The decline of the landline might give testers the impression that it’s not worth their time to prioritize PSTN use cases, but that couldn’t be farther from the truth. Though packet switched networks feature layers of technology and protocols above and beyond what’s happening when you place a trunk call, mobile devices still rely on the PSTN for long-distance transport and calls to or from landline numbers.
Though the average mobile subscriber on the street might tell you that he cares a lot less about POTS functionality than he used to, your network’s ability to interconnect with PSTN elements is still crucial, and needs to be prioritized by testers accordingly.
This remains the only way to ensure system interoperability, backward compatibility, and the resulting broader service coverage.
PSTN vs. VoIP
One of the primary reasons for the decline of analog connections around the world is the recent increase in digital technology for managing teleconferencing and other enterprise use cases. Where once the best option might have been something like ISDN (which is designed to send digital voice, video, and data through PSTN circuits), today a large proportion of businesses are opting for enterprise VoIP solutions instead. This is for any number of reasons, from decreased costs to improved performance.
That said, there are some markets (Germany, for instance), where ISDN was a big hit when it was first introduced, and many businesses see little reason to switch away from their circuit-switched technology.
Thus, even as VoIP continues to gain ground, it’s not the only horse in the race—and it can still require PSTN connections in order to function.

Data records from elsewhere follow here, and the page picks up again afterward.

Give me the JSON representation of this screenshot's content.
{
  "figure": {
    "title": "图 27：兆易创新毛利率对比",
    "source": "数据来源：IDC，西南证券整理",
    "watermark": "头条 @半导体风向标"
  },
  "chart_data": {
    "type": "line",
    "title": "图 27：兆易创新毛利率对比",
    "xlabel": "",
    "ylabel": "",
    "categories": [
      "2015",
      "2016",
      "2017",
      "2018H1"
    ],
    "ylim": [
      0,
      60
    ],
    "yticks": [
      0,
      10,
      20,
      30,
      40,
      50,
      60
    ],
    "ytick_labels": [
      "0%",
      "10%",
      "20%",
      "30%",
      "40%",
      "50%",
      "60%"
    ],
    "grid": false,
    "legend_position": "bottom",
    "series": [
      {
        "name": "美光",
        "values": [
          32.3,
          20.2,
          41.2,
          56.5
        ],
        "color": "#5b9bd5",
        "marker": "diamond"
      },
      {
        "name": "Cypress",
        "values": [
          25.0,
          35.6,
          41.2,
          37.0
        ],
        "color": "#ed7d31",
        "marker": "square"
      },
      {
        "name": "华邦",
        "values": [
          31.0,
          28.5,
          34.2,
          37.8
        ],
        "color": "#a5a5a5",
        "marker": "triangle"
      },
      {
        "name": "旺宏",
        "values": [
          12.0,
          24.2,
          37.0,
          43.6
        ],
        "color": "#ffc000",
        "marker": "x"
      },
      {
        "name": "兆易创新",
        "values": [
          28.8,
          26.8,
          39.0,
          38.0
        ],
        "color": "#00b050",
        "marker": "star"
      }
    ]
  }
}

As such, it’s difficult to justify leaving PSTN-related activity out of, say, your core network regression tests, since PSTN-related issues could adversely affect subscribers. At the same time, if you’re testing network functionality by hand, the ever-growing number of complex use cases requiring verification makes it seem like you have to triage use cases and toss out the ones that aren’t the most high profile.

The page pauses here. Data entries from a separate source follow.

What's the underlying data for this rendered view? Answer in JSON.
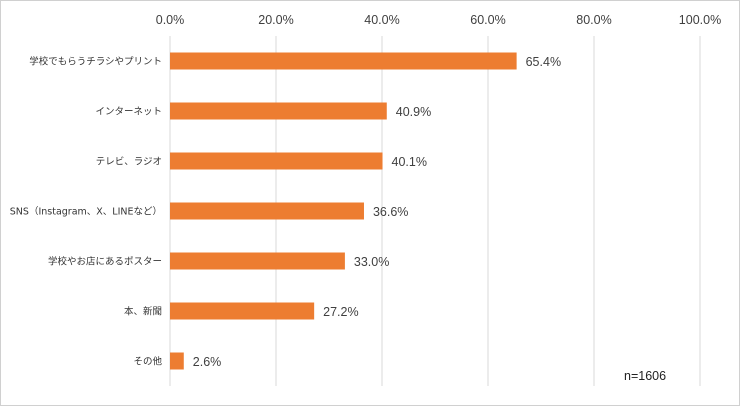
{
  "chart_data": {
    "type": "bar",
    "orientation": "horizontal",
    "categories": [
      "学校でもらうチラシやプリント",
      "インターネット",
      "テレビ、ラジオ",
      "SNS（Instagram、X、LINEなど）",
      "学校やお店にあるポスター",
      "本、新聞",
      "その他"
    ],
    "values": [
      65.4,
      40.9,
      40.1,
      36.6,
      33.0,
      27.2,
      2.6
    ],
    "value_labels": [
      "65.4%",
      "40.9%",
      "40.1%",
      "36.6%",
      "33.0%",
      "27.2%",
      "2.6%"
    ],
    "xlim": [
      0,
      100
    ],
    "x_ticks": [
      0,
      20,
      40,
      60,
      80,
      100
    ],
    "x_tick_labels": [
      "0.0%",
      "20.0%",
      "40.0%",
      "60.0%",
      "80.0%",
      "100.0%"
    ],
    "x_axis_position": "top",
    "grid": "vertical",
    "bar_color": "#ED7D31",
    "grid_color": "#d9d9d9",
    "annotation": "n=1606"
  }
}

Luckily, settling for low test coverage isn’t your only option: you can also opt for automation.
How PSTN Testing Works
In an automated testing environment, testers can easily run through hundreds of use cases per day with a high degree of confidence in the test results. Since the tests themselves are carried out via tests scripts, they’re not prone to the kinds of deviations and errors that human testers inevitably introduce into the process.
Automation of PSTN / ISDN-related test cases requires specific hardware (PSTN / ISDN cards or modems). Once these are orchestrated within your existing test framework, you can run tests on and with them by using defined keywords in the test case scripting language. This puts you in a position to quickly and easily verify a handful of use cases:
- Call handling: This can include dialing and calling, answering and rejecting calls, caller verification, call status verification and many more.

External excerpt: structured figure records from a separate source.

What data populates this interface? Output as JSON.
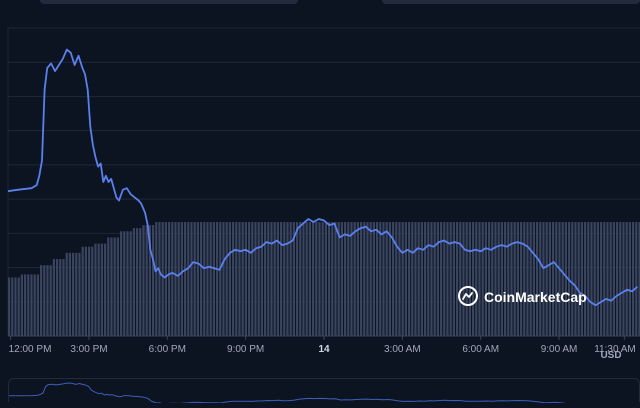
{
  "chart_data": {
    "type": "line",
    "title": "",
    "xlabel": "",
    "ylabel": "",
    "currency": "USD",
    "x_ticks": [
      {
        "label": "12:00 PM",
        "t": 0
      },
      {
        "label": "3:00 PM",
        "t": 3
      },
      {
        "label": "6:00 PM",
        "t": 6
      },
      {
        "label": "9:00 PM",
        "t": 9
      },
      {
        "label": "14",
        "t": 12,
        "bold": true
      },
      {
        "label": "3:00 AM",
        "t": 15
      },
      {
        "label": "6:00 AM",
        "t": 18
      },
      {
        "label": "9:00 AM",
        "t": 21
      },
      {
        "label": "11:30 AM",
        "t": 23.5
      }
    ],
    "x_range_hours": [
      -0.1,
      24.1
    ],
    "y_range": [
      0,
      100
    ],
    "grid": true,
    "series": [
      {
        "color": "#5b80ee",
        "points": [
          [
            -0.1,
            47
          ],
          [
            0.3,
            47.5
          ],
          [
            0.8,
            48
          ],
          [
            1.0,
            49
          ],
          [
            1.1,
            52
          ],
          [
            1.2,
            57
          ],
          [
            1.3,
            80
          ],
          [
            1.4,
            87
          ],
          [
            1.55,
            88.5
          ],
          [
            1.7,
            86
          ],
          [
            1.85,
            88
          ],
          [
            2.0,
            90
          ],
          [
            2.15,
            93
          ],
          [
            2.3,
            92
          ],
          [
            2.45,
            88
          ],
          [
            2.6,
            91
          ],
          [
            2.75,
            87
          ],
          [
            2.85,
            85
          ],
          [
            2.95,
            80
          ],
          [
            3.05,
            68
          ],
          [
            3.15,
            62
          ],
          [
            3.25,
            58
          ],
          [
            3.35,
            55
          ],
          [
            3.45,
            56
          ],
          [
            3.55,
            50
          ],
          [
            3.65,
            52
          ],
          [
            3.75,
            50
          ],
          [
            3.85,
            51
          ],
          [
            3.95,
            48
          ],
          [
            4.05,
            45
          ],
          [
            4.15,
            44
          ],
          [
            4.3,
            47.5
          ],
          [
            4.45,
            48
          ],
          [
            4.6,
            46
          ],
          [
            4.75,
            45
          ],
          [
            4.9,
            44
          ],
          [
            5.0,
            43
          ],
          [
            5.15,
            40
          ],
          [
            5.25,
            36
          ],
          [
            5.35,
            28
          ],
          [
            5.45,
            25
          ],
          [
            5.55,
            21
          ],
          [
            5.65,
            22
          ],
          [
            5.75,
            20
          ],
          [
            5.9,
            19
          ],
          [
            6.05,
            20
          ],
          [
            6.2,
            20.5
          ],
          [
            6.4,
            19.5
          ],
          [
            6.6,
            21
          ],
          [
            6.8,
            22
          ],
          [
            7.0,
            24
          ],
          [
            7.2,
            23.5
          ],
          [
            7.4,
            22
          ],
          [
            7.6,
            22.5
          ],
          [
            7.8,
            22
          ],
          [
            8.0,
            21.5
          ],
          [
            8.2,
            25
          ],
          [
            8.4,
            27
          ],
          [
            8.6,
            28
          ],
          [
            8.8,
            27.5
          ],
          [
            9.0,
            28
          ],
          [
            9.2,
            27
          ],
          [
            9.4,
            28.5
          ],
          [
            9.6,
            29
          ],
          [
            9.8,
            30.5
          ],
          [
            10.0,
            30
          ],
          [
            10.2,
            31
          ],
          [
            10.4,
            29.5
          ],
          [
            10.6,
            30
          ],
          [
            10.8,
            31
          ],
          [
            11.0,
            35
          ],
          [
            11.2,
            36.5
          ],
          [
            11.4,
            38
          ],
          [
            11.6,
            37
          ],
          [
            11.8,
            38
          ],
          [
            12.0,
            37.5
          ],
          [
            12.2,
            36
          ],
          [
            12.4,
            36.5
          ],
          [
            12.6,
            32
          ],
          [
            12.8,
            33
          ],
          [
            13.0,
            32.5
          ],
          [
            13.2,
            34
          ],
          [
            13.4,
            35
          ],
          [
            13.6,
            35.5
          ],
          [
            13.8,
            34
          ],
          [
            14.0,
            34.5
          ],
          [
            14.2,
            33
          ],
          [
            14.4,
            34
          ],
          [
            14.6,
            32
          ],
          [
            14.8,
            29
          ],
          [
            15.0,
            27
          ],
          [
            15.2,
            28
          ],
          [
            15.4,
            27
          ],
          [
            15.6,
            28.5
          ],
          [
            15.8,
            28
          ],
          [
            16.0,
            29.5
          ],
          [
            16.2,
            29
          ],
          [
            16.4,
            30.5
          ],
          [
            16.6,
            31
          ],
          [
            16.8,
            30
          ],
          [
            17.0,
            30.5
          ],
          [
            17.2,
            30
          ],
          [
            17.4,
            28
          ],
          [
            17.6,
            27.5
          ],
          [
            17.8,
            28
          ],
          [
            18.0,
            27.5
          ],
          [
            18.2,
            28.5
          ],
          [
            18.4,
            28
          ],
          [
            18.6,
            29
          ],
          [
            18.8,
            29.5
          ],
          [
            19.0,
            29
          ],
          [
            19.2,
            30
          ],
          [
            19.4,
            30.5
          ],
          [
            19.6,
            30
          ],
          [
            19.8,
            29
          ],
          [
            20.0,
            27
          ],
          [
            20.2,
            25
          ],
          [
            20.4,
            22
          ],
          [
            20.6,
            23
          ],
          [
            20.8,
            24
          ],
          [
            21.0,
            22
          ],
          [
            21.2,
            20
          ],
          [
            21.4,
            18
          ],
          [
            21.6,
            16.5
          ],
          [
            21.8,
            14
          ],
          [
            22.0,
            13
          ],
          [
            22.2,
            11
          ],
          [
            22.4,
            10
          ],
          [
            22.6,
            11
          ],
          [
            22.8,
            12
          ],
          [
            23.0,
            11.5
          ],
          [
            23.2,
            13
          ],
          [
            23.4,
            14
          ],
          [
            23.6,
            15
          ],
          [
            23.8,
            14.5
          ],
          [
            24.0,
            16
          ]
        ]
      }
    ],
    "volume": {
      "color": "#39445e",
      "steps": [
        [
          -0.1,
          19
        ],
        [
          0.3,
          20
        ],
        [
          1.1,
          23
        ],
        [
          1.6,
          25
        ],
        [
          2.1,
          27
        ],
        [
          2.6,
          29
        ],
        [
          3.1,
          30
        ],
        [
          3.6,
          32
        ],
        [
          4.1,
          34
        ],
        [
          4.6,
          35
        ],
        [
          5.0,
          36
        ],
        [
          5.5,
          37
        ],
        [
          24.1,
          37
        ]
      ]
    },
    "watermark": {
      "text": "CoinMarketCap",
      "icon": "coinmarketcap-logo-icon"
    }
  }
}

- DTMF: You can verify whether you’re successfully sending dual-tone multi-frequency (DTMF) signals, as well as verifying that those tones are sending the correct information through the network.
- Circuit switched data: This can help you verify that analog data is being encoded and transmitted correctly end-to-end.
- Call recording: There are a number of potential quality-control scenarios where this might apply, such as automatic network announcements.
Again, in an automated testing environment, it’s easy to break down each of these use cases into individual steps for verification, and then bundle all of the use cases together into test suites that can be run at the drop of a hat. Where previously, you were deciding whether this functionality was high priority enough to be included in your standard suite of regression tests, now the extra test volume barely makes a dent in your overall test time.
How PSTN Automation Impacts Customer Satisfaction
Now that we’ve seen how you might go about automating PSTN-related use cases, let’s dig a little deeper into the impact this kind of automation can have on your customers and their satisfaction rates.
Let’s say you’re selling an enterprise client a VoIP subscription for the entire office. One day, you make a handful of updates to your VoIP network, and it’s up to your testers to make sure that no adverse impacts make their way to the users. If you’re struggling to keep pace with increasing test volumes, you might easy let DTMF testing fall by the wayside, only to find that the most recent network changes impacted that functionality, such that the wrong tones would be sent while dialing a call.
If this slipped past the test bench, you’d most likely find out from subscriber complaints. Of course, you’d then work to resolve the situation as quickly as possible. But it might be too late—some of your users might be ready to take their business elsewhere, especially because to them, this seems like very basic functionality. This would have a direct, adverse impact to your bottom line, not to mention your reputation.
PSTN connections are here to stay, at least for a while. Luckily, in an automated environment, there’s no need to skimp on testing use cases like these. If a network update is going to cause issues for PSTN-related functionality, you’ll be able to identify the problem and make the necessary fixes long before the update reaches your subscribers.